Like most bonding experiences, it took a while. Since Gwen had originally been surrendered for being aggressive towards people, I worried that she would be a bully towards another bunny. But there was a shocking role reversal - he was the aggressor. Her personality changed to that of a more subservient female rabbit. It was astonishing to me. “Don’t let him get away with that!” I’d urge her to no avail. “Remember, you were here first!” After a turbulent beginning, they began to cohabit fairly peacefully in this new hierarchy. It took a while longer for Xander to like me (another surprise considering our interaction at the shelter) and it was some time before he would allow me to pet him.
Once Xander accepted me, his gradual transition from attention seeking bunny to tyrant began. He became possessive about food. At first it was amusing watching his exaggerated hops as he tried to make away with a whole kale leaf without tripping over! Then it was the pellets. I tried placing their bowls far apart. He’d run from one bowl to the other to make sure she couldn’t eat from either. I tried staying with Gwen so she wouldn’t be intimidated but she became angry and lunged at me I got the feeling that I was breaking a rabbit code of behavior that required she wait her turn. I made sure to pet them at the same time, a feat sometimes requiring some awkward “twister” inspired moves. Then she was not allowed any attention at all and I found when I was on the floor cuddling him Gwen was nowhere to be seen. “Gwen, Gwen!” I’d call out feeling a shift under my hand: Xander, turning his back on me in protest. “And you too sweetie”. Snort.
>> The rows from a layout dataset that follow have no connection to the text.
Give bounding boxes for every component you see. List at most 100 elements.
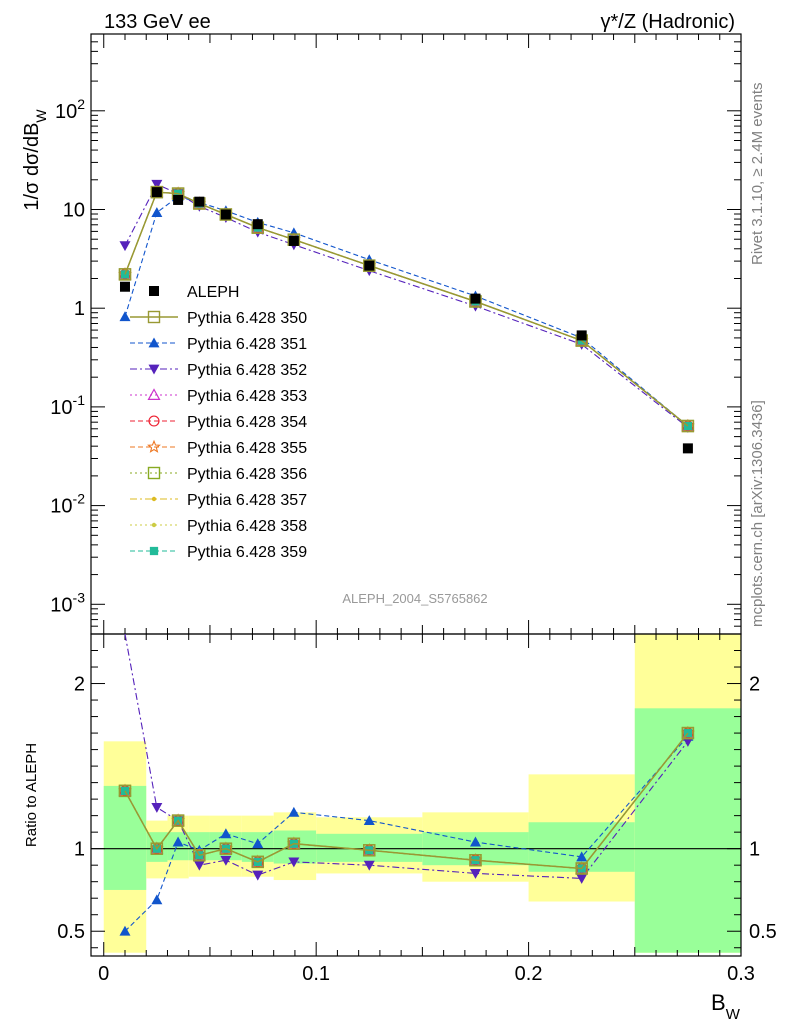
ratio-ytick-label-right: 0.5 xyxy=(749,921,777,943)
ratio-point xyxy=(288,806,300,817)
legend-label: Pythia 6.428 352 xyxy=(187,362,307,379)
data-point xyxy=(220,209,231,220)
band-inner-10 xyxy=(634,708,741,953)
x-axis-label: BW xyxy=(711,990,741,1023)
legend-marker-data xyxy=(149,286,159,296)
series-point xyxy=(150,185,164,199)
series-point xyxy=(219,208,233,221)
legend-marker xyxy=(151,496,157,502)
top-ytick-label-exp: -3 xyxy=(73,589,86,605)
legend-marker xyxy=(147,388,161,400)
ratio-point xyxy=(469,869,481,879)
ratio-point xyxy=(150,842,164,855)
ratio-xtick-label: 0.1 xyxy=(302,963,330,985)
series-point xyxy=(151,207,163,218)
ratio-ytick-label-right: 1 xyxy=(749,839,760,861)
ratio-uncertainty-bands xyxy=(103,634,741,953)
legend-marker xyxy=(147,466,161,480)
top-y-axis-label-text: 1/σ dσ/dB xyxy=(21,123,43,211)
data-point xyxy=(194,196,205,207)
ratio-panel-axes: 0 0.1 0.2 0.3 0.5 0.5 1 1 2 2 xyxy=(57,633,777,985)
ratio-y-axis-label: Ratio to ALEPH xyxy=(23,743,40,847)
header-title-right: γ*/Z (Hadronic) xyxy=(601,11,735,33)
data-point xyxy=(252,219,263,230)
legend-label: Pythia 6.428 359 xyxy=(187,544,307,561)
legend-label: Pythia 6.428 354 xyxy=(187,414,307,431)
analysis-id-label: ALEPH_2004_S5765862 xyxy=(342,591,487,606)
ratio-series-line xyxy=(124,732,689,870)
ratio-point xyxy=(363,815,375,825)
ratio-point xyxy=(120,786,130,795)
ratio-point xyxy=(251,855,264,869)
series-point xyxy=(151,179,163,190)
ratio-point xyxy=(252,838,264,849)
top-y-axis-label: 1/σ dσ/dBW xyxy=(21,109,49,211)
side-label-rivet: Rivet 3.1.10, ≥ 2.4M events xyxy=(749,83,766,266)
series-point xyxy=(683,421,693,431)
band-inner-0 xyxy=(103,785,147,890)
top-ytick-label: 10-3 xyxy=(50,589,85,616)
legend-marker xyxy=(148,415,160,427)
ratio-point xyxy=(681,726,695,740)
ratio-point xyxy=(469,836,481,847)
top-ytick-label: 10 xyxy=(63,199,85,221)
ratio-ytick-label-left: 0.5 xyxy=(57,921,85,943)
data-point xyxy=(288,235,299,246)
ratio-point xyxy=(220,828,232,839)
series-point xyxy=(118,268,132,281)
ratio-point xyxy=(682,736,694,747)
series-point xyxy=(363,259,376,272)
ratio-point xyxy=(252,870,264,881)
ratio-point xyxy=(151,894,163,905)
ratio-xtick-label: 0 xyxy=(98,963,109,985)
ratio-point xyxy=(193,849,206,862)
series-point xyxy=(119,241,131,252)
legend-marker xyxy=(151,522,157,528)
data-point xyxy=(119,281,130,292)
top-y-axis-label-sub: W xyxy=(33,109,49,123)
data-point xyxy=(470,293,481,304)
top-ytick-label: 10-2 xyxy=(50,491,85,518)
ratio-point xyxy=(118,784,132,798)
legend-marker xyxy=(147,310,161,324)
legend-label: Pythia 6.428 355 xyxy=(187,440,307,457)
series-point xyxy=(681,419,695,433)
ratio-point xyxy=(220,855,232,866)
top-panel-axes: 10-3 10-2 10-1 1 10 102 xyxy=(50,33,742,635)
top-series-lines xyxy=(118,179,695,454)
ratio-point xyxy=(575,862,588,875)
ratio-point xyxy=(288,857,300,868)
ratio-point xyxy=(151,802,163,813)
series-point xyxy=(120,270,130,279)
top-ytick-label: 10-1 xyxy=(50,392,85,419)
legend-label: Pythia 6.428 357 xyxy=(187,492,307,509)
legend-label: Pythia 6.428 356 xyxy=(187,466,307,483)
ratio-xtick-label: 0.3 xyxy=(727,963,755,985)
legend-label: Pythia 6.428 353 xyxy=(187,388,307,405)
ratio-xtick-label: 0.2 xyxy=(515,963,543,985)
data-point xyxy=(576,330,587,341)
ratio-point xyxy=(119,925,131,936)
ratio-point xyxy=(576,873,588,884)
ratio-series-lines xyxy=(118,633,695,936)
top-ytick-label-exp: -2 xyxy=(73,491,86,507)
ratio-point xyxy=(219,842,233,855)
top-ytick-label: 102 xyxy=(55,96,85,123)
ratio-ytick-label-right: 2 xyxy=(749,674,760,696)
ratio-point xyxy=(576,851,588,862)
ratio-point xyxy=(172,836,184,847)
data-point xyxy=(364,260,375,271)
series-point xyxy=(119,311,131,322)
ratio-point xyxy=(683,728,693,738)
ratio-point xyxy=(363,860,375,871)
top-ytick-label-exp: -1 xyxy=(73,392,86,408)
data-point xyxy=(173,194,184,205)
ratio-point xyxy=(193,860,205,871)
chart-legend: ALEPH Pythia 6.428 350 Pythia 6.428 351 Pyt… xyxy=(130,284,307,561)
top-ytick-label: 1 xyxy=(74,298,85,320)
legend-marker xyxy=(148,364,160,375)
ratio-ytick-label-left: 2 xyxy=(74,674,85,696)
legend-marker xyxy=(149,546,159,556)
data-point xyxy=(682,443,693,454)
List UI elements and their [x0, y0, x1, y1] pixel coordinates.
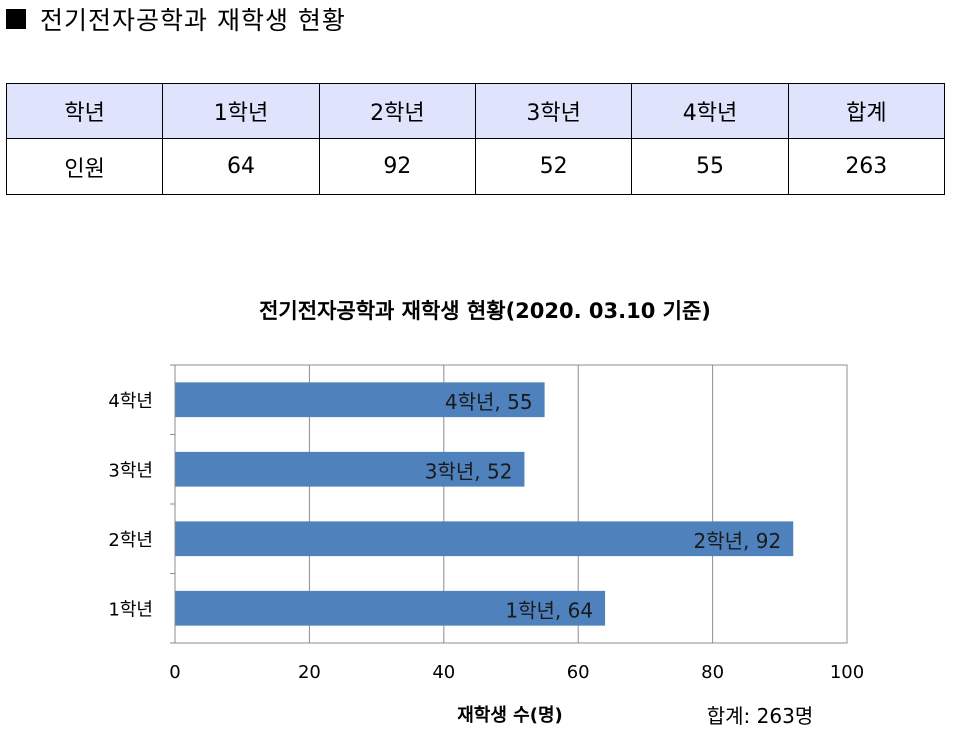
y-tick-label: 1학년 — [108, 599, 153, 620]
x-tick-label: 20 — [298, 662, 321, 683]
data-label: 2학년, 92 — [694, 529, 782, 553]
y-tick-label: 4학년 — [108, 391, 153, 412]
x-tick-label: 80 — [701, 662, 724, 683]
x-tick-label: 60 — [567, 662, 590, 683]
table-header-cell: 학년 — [5, 83, 164, 139]
data-label: 4학년, 55 — [445, 390, 533, 414]
x-tick-label: 40 — [432, 662, 455, 683]
table-cell: 55 — [631, 138, 789, 195]
table-header-cell: 3학년 — [474, 83, 633, 139]
enrollment-bar-chart: 전기전자공학과 재학생 현황(2020. 03.10 기준) 1학년, 64 2학… — [0, 280, 958, 742]
enrollment-table: 학년 1학년 2학년 3학년 4학년 합계 인원 64 92 52 55 263 — [5, 83, 946, 195]
y-tick-label: 3학년 — [108, 460, 153, 481]
table-header-cell: 2학년 — [318, 83, 476, 139]
table-cell: 인원 — [5, 138, 164, 195]
table-cell: 92 — [318, 138, 476, 195]
table-cell: 52 — [474, 138, 633, 195]
bar — [175, 382, 545, 418]
axes: 0 20 40 60 80 100 1학년 2학년 3학년 4학년 — [108, 364, 864, 683]
bar — [175, 521, 794, 557]
bar — [175, 451, 525, 487]
table-header-cell: 합계 — [787, 83, 946, 139]
total-annotation: 합계: 263명 — [707, 704, 813, 728]
table-cell: 64 — [162, 138, 320, 195]
x-tick-label: 100 — [830, 662, 864, 683]
chart-svg: 전기전자공학과 재학생 현황(2020. 03.10 기준) 1학년, 64 2학… — [108, 299, 864, 728]
table-cell: 263 — [787, 138, 946, 195]
data-label: 3학년, 52 — [425, 459, 513, 483]
bar — [175, 590, 606, 626]
page-heading: 전기전자공학과 재학생 현황 — [6, 2, 346, 36]
table-header-cell: 1학년 — [162, 83, 320, 139]
x-axis-label: 재학생 수(명) — [457, 704, 563, 726]
page-title: 전기전자공학과 재학생 현황 — [40, 6, 346, 35]
x-tick-label: 0 — [169, 662, 180, 683]
data-label: 1학년, 64 — [505, 598, 593, 622]
table-row: 인원 64 92 52 55 263 — [5, 138, 946, 195]
bars: 1학년, 64 2학년, 92 3학년, 52 4학년, 55 — [175, 382, 794, 626]
table-header-cell: 4학년 — [631, 83, 789, 139]
table-header-row: 학년 1학년 2학년 3학년 4학년 합계 — [5, 83, 946, 139]
chart-title: 전기전자공학과 재학생 현황(2020. 03.10 기준) — [259, 299, 711, 323]
y-tick-label: 2학년 — [108, 530, 153, 551]
square-bullet-icon — [6, 9, 26, 29]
Sometimes, when he is preoccupied with a project, say demolishing a cardboard box, I’ll play with my beloved Gwen - I catch those moments when I can. It doesn’t take long for those ears to pick up on an interaction without him and Xander will come galloping across the room, outraged. (There is a website showcasing hilarious pictures of “disapproving rabbits” I’m sure I could start a similar one for “outraged rabbits” featuring my Xander!) When friends come over, he is the bunny ambassador, garnering numerous admirers with his goofy antics. Even then, he insists that he alone gets attention, chasing Gwen away from anyone who tries to pet her. I admit, there are times when I have wondered if I made a mistake by bringing another bunny home. I sometimes feel nostalgic about those precious times my girl and I had on our own, when we were able to just lie on the floor together in peace. But then I see them snuggled together, grooming, snoozing just hanging out and I think “no human could replace that”. Rabbits need the company of their own kind. There are pay-offs and I know I did the right thing.